If you’re like me, this year’s International Eucharistic Congress in Budapest hasn't been on your radar. But by happenstance, when I arrived in Budapest last week for a yearlong stay, the congress was just beginning. I was not prepared for what an encouraging week it would be.
In recent months the media has noted the International Eucharistic Congress (IEC) only to ask one question: Whether the pope’s visit to Budapest for the congress would include an official meeting with Viktor Orbán, Hungary’s prime minister. (It did.) Otherwise the IEC, which was held Sept. 5–Sept. 12, has received little coverage—except from local media and EWTN. As a result, few know that Budapest’s IEC was the first attended by a pope in twenty-one years. At the papal Mass on Sunday, offered in Latin accompanied by Gregorian chant, the Holy Father delighted the crowd by reciting a few phrases in the notoriously difficult Hungarian tongue. Andrassy Avenue, the grand boulevard leading up to Heroes Square, was packed as far as the eye could see.
Yet the congress was also impressive for several other reasons. As hundreds of thousands of people packed the streets for Masses and processions, masks rarely appeared, and the event imposed none of the restrictions that have come to be daily irritants in America and elsewhere.
And the distinctiveness of Hungarian Catholicism was apparent, beginning with Cardinal Angelo Bagnasco's opening Mass on Sept. 5. At this ceremony, an endless stream of cassocks swept along the pavement of Heroes Square. Dancers in traditional Hungarian garments performed on the stage—but only before, not during, Mass. The Mass honored the most beautiful elements of national tradition, but without any of the funny business that too frequently mars large-scale liturgies. On the altar stood a stunning cruciform reliquary. From afar it looked a bit wiry, but on inspection the reason was clear: Extraordinary metalwork had wrapped precious relics of every Hungarian saint into a cross fit for public veneration.
Throughout the week, the entire city took note of the IEC. Symbols of the Eucharist were visible outside every church, and many displays, as well as the liturgies themselves, drew attention to the Holy Crown of St.

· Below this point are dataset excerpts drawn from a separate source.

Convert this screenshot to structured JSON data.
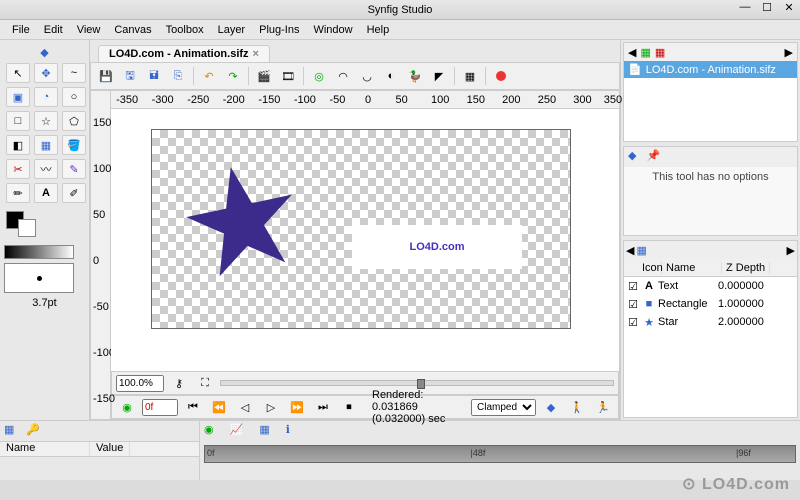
{
  "app_title": "Synfig Studio",
  "menu": [
    "File",
    "Edit",
    "View",
    "Canvas",
    "Toolbox",
    "Layer",
    "Plug-Ins",
    "Window",
    "Help"
  ],
  "document": {
    "tab_title": "LO4D.com - Animation.sifz",
    "zoom": "100.0%",
    "rendered_status": "Rendered: 0.031869 (0.032000) sec",
    "frame_field": "0f",
    "interp_mode": "Clamped"
  },
  "canvas": {
    "text_content": "LO4D.com",
    "star_color": "#3d2b8c",
    "ruler_h": [
      "-350",
      "-300",
      "-250",
      "-200",
      "-150",
      "-100",
      "-50",
      "0",
      "50",
      "100",
      "150",
      "200",
      "250",
      "300",
      "350"
    ],
    "ruler_v": [
      "150",
      "100",
      "50",
      "0",
      "-50",
      "-100",
      "-150"
    ]
  },
  "toolbox": {
    "stroke_size": "3.7pt",
    "tools": [
      "pointer",
      "move",
      "smooth",
      "scale",
      "rotate",
      "mirror",
      "circle",
      "rectangle",
      "star",
      "polygon",
      "gradient",
      "fill",
      "bline",
      "draw",
      "pencil",
      "eraser",
      "text",
      "eyedrop"
    ]
  },
  "right": {
    "canvases": [
      "LO4D.com - Animation.sifz"
    ],
    "no_options": "This tool has no options",
    "layer_columns": [
      "",
      "Icon",
      "Name",
      "Z Depth"
    ],
    "layers": [
      {
        "visible": true,
        "icon": "A",
        "name": "Text",
        "z": "0.000000"
      },
      {
        "visible": true,
        "icon": "■",
        "name": "Rectangle",
        "z": "1.000000"
      },
      {
        "visible": true,
        "icon": "★",
        "name": "Star",
        "z": "2.000000"
      }
    ]
  },
  "params": {
    "columns": [
      "Name",
      "Value"
    ]
  },
  "timeline": {
    "frames": [
      "0f",
      "|48f",
      "|96f"
    ]
  },
  "watermark": "⊙ LO4D.com"
}
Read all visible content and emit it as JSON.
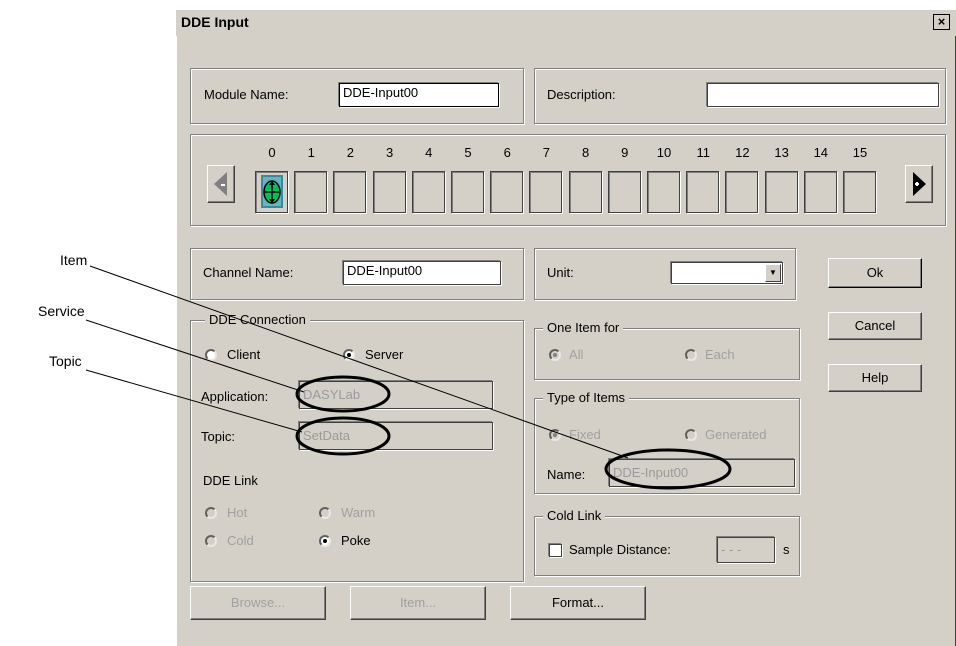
{
  "window": {
    "title": "DDE Input",
    "close_label": "×"
  },
  "module": {
    "name_label": "Module Name:",
    "name_value": "DDE-Input00",
    "description_label": "Description:",
    "description_value": ""
  },
  "channels": {
    "numbers": [
      "0",
      "1",
      "2",
      "3",
      "4",
      "5",
      "6",
      "7",
      "8",
      "9",
      "10",
      "11",
      "12",
      "13",
      "14",
      "15"
    ],
    "active_index": 0
  },
  "channel": {
    "name_label": "Channel Name:",
    "name_value": "DDE-Input00",
    "unit_label": "Unit:",
    "unit_value": ""
  },
  "dde_connection": {
    "legend": "DDE Connection",
    "client_label": "Client",
    "server_label": "Server",
    "application_label": "Application:",
    "application_value": "DASYLab",
    "topic_label": "Topic:",
    "topic_value": "SetData",
    "link_label": "DDE Link",
    "hot_label": "Hot",
    "warm_label": "Warm",
    "cold_label": "Cold",
    "poke_label": "Poke",
    "selected_mode": "Server",
    "selected_link": "Poke"
  },
  "one_item": {
    "legend": "One Item for",
    "all_label": "All",
    "each_label": "Each"
  },
  "type_items": {
    "legend": "Type of Items",
    "fixed_label": "Fixed",
    "generated_label": "Generated",
    "name_label": "Name:",
    "name_value": "DDE-Input00"
  },
  "cold_link": {
    "legend": "Cold Link",
    "sample_label": "Sample Distance:",
    "sample_value": "- - -",
    "unit": "s"
  },
  "buttons": {
    "ok": "Ok",
    "cancel": "Cancel",
    "help": "Help",
    "browse": "Browse...",
    "item": "Item...",
    "format": "Format..."
  },
  "annotations": {
    "item": "Item",
    "service": "Service",
    "topic": "Topic"
  },
  "colors": {
    "dialog_bg": "#d4d0c8",
    "channel_icon": "#00c060"
  }
}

Stephen that symbolizes the Hungarian state. Musical performances dotted the week and talks functioned as testimonies. At one talk, Hungarian president János Áder told of the importance of Catholicism in his life. Every Catholic that I met was somehow involved with the planning of the IEC. Indeed, the Catholics of Hungary had long been praying after every Mass for the success of the congress.

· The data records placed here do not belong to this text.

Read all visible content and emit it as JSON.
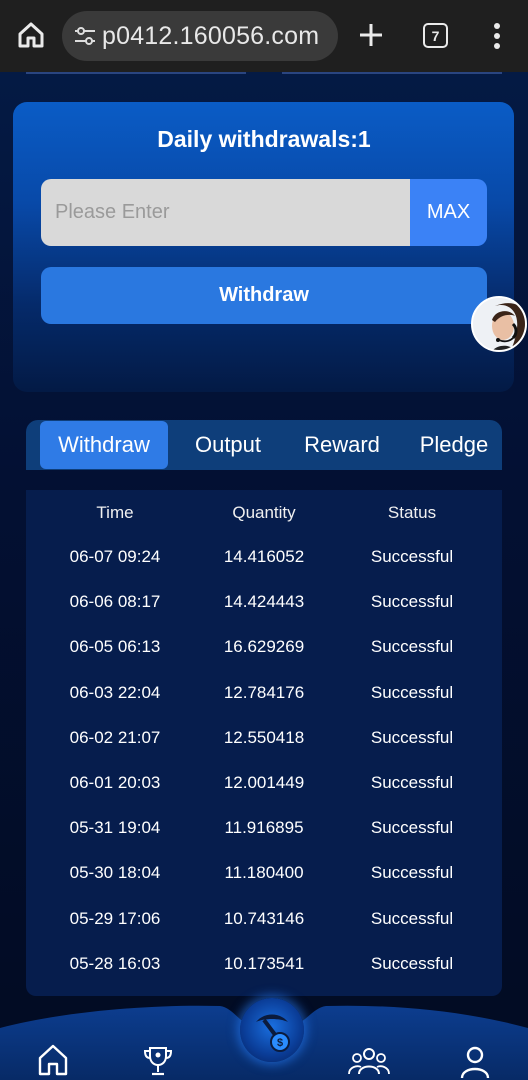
{
  "browser": {
    "url": "p0412.160056.com",
    "tab_count": "7"
  },
  "withdraw_card": {
    "title": "Daily withdrawals:1",
    "amount_placeholder": "Please Enter",
    "max_label": "MAX",
    "withdraw_label": "Withdraw"
  },
  "tabs": [
    {
      "label": "Withdraw",
      "active": true
    },
    {
      "label": "Output",
      "active": false
    },
    {
      "label": "Reward",
      "active": false
    },
    {
      "label": "Pledge",
      "active": false
    }
  ],
  "table": {
    "headers": [
      "Time",
      "Quantity",
      "Status"
    ],
    "rows": [
      [
        "06-07 09:24",
        "14.416052",
        "Successful"
      ],
      [
        "06-06 08:17",
        "14.424443",
        "Successful"
      ],
      [
        "06-05 06:13",
        "16.629269",
        "Successful"
      ],
      [
        "06-03 22:04",
        "12.784176",
        "Successful"
      ],
      [
        "06-02 21:07",
        "12.550418",
        "Successful"
      ],
      [
        "06-01 20:03",
        "12.001449",
        "Successful"
      ],
      [
        "05-31 19:04",
        "11.916895",
        "Successful"
      ],
      [
        "05-30 18:04",
        "11.180400",
        "Successful"
      ],
      [
        "05-29 17:06",
        "10.743146",
        "Successful"
      ],
      [
        "05-28 16:03",
        "10.173541",
        "Successful"
      ]
    ]
  },
  "bottom_nav": [
    "home-icon",
    "trophy-icon",
    "mining-icon",
    "team-icon",
    "profile-icon"
  ],
  "colors": {
    "accent": "#2f7be6",
    "background": "#020b22",
    "card": "#0a5cc6"
  }
}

As the week progressed, the influence of Hungarian historical memory was evident. On Tuesday evening, the fourteenth-century Matthias Church featured a Mass imploring the beatification of Zita of Bourbon-Parma, the last Empress of Austria and Queen of Hungary, who died in 1989. Afterward Vespers was held in memory of each religious house—Dominican, Cistercian, and others—that was liquidated during the Soviet takeover.
Cardinal Péter Erdő offered Mass on Saturday in Kossuth Lajos Square—a broad plaza. The Hungarian Parliament Building rose like a giant reredos behind the altar. To mark the occasion, the treasured reliquary of St. Stephen was brought from St. Stephen’s Basilica to the Parliament Building. The reliquary, containing St. Stephen’s right hand, thus stood beside the Holy Crown of St. Stephen in the building just behind where the cardinal celebrated Mass. The thousand-year-old crown was worn by the kings of Hungary throughout the centuries. In the constitutional revision of 2011, the Holy Crown was dusted off and invoked again as a symbol of state.
Afterward, crowds joined the miles-long Eucharistic procession from Parliament to Heroes Square. We passed the House of Terror, a former Soviet interrogation building converted by the Orbán government into a museum of its earlier horrors. Gazing at the building, the gentleman to my left—an American-born Hungarian who returned in the 1990s—told me how his grandfather had been imprisoned there during the Hungarian Revolution of 1956. While his grandmother kept watch outside, his grandfather was told by his captors that the screams coming from the neighboring room were those of his wife.
The International Eucharistic Congress was thus a statement about the rebirth of Hungary and the persistence of faith. Budapest’s last eucharistic congress had been held in 1938—when German Catholics were forbidden from attending. Eighty-three years later, the Catholics of Hungary poured their hearts into the public recognition of the Eucharist at the heart of their national life—and into welcoming the Holy Father.
As I departed Heroes Square on Saturday night, a middle-aged Hungarian couple asked me where I was from. Hearing that I was from the United States and now living in Budapest, the lady welcomed me and reflected, “Hungary is a peaceful place.” Let the West pray it stays that way.
Gladden Pappin is a visiting senior fellow at the Mathias Corvinus Collegium in Budapest and associate professor of politics at the University of Dallas.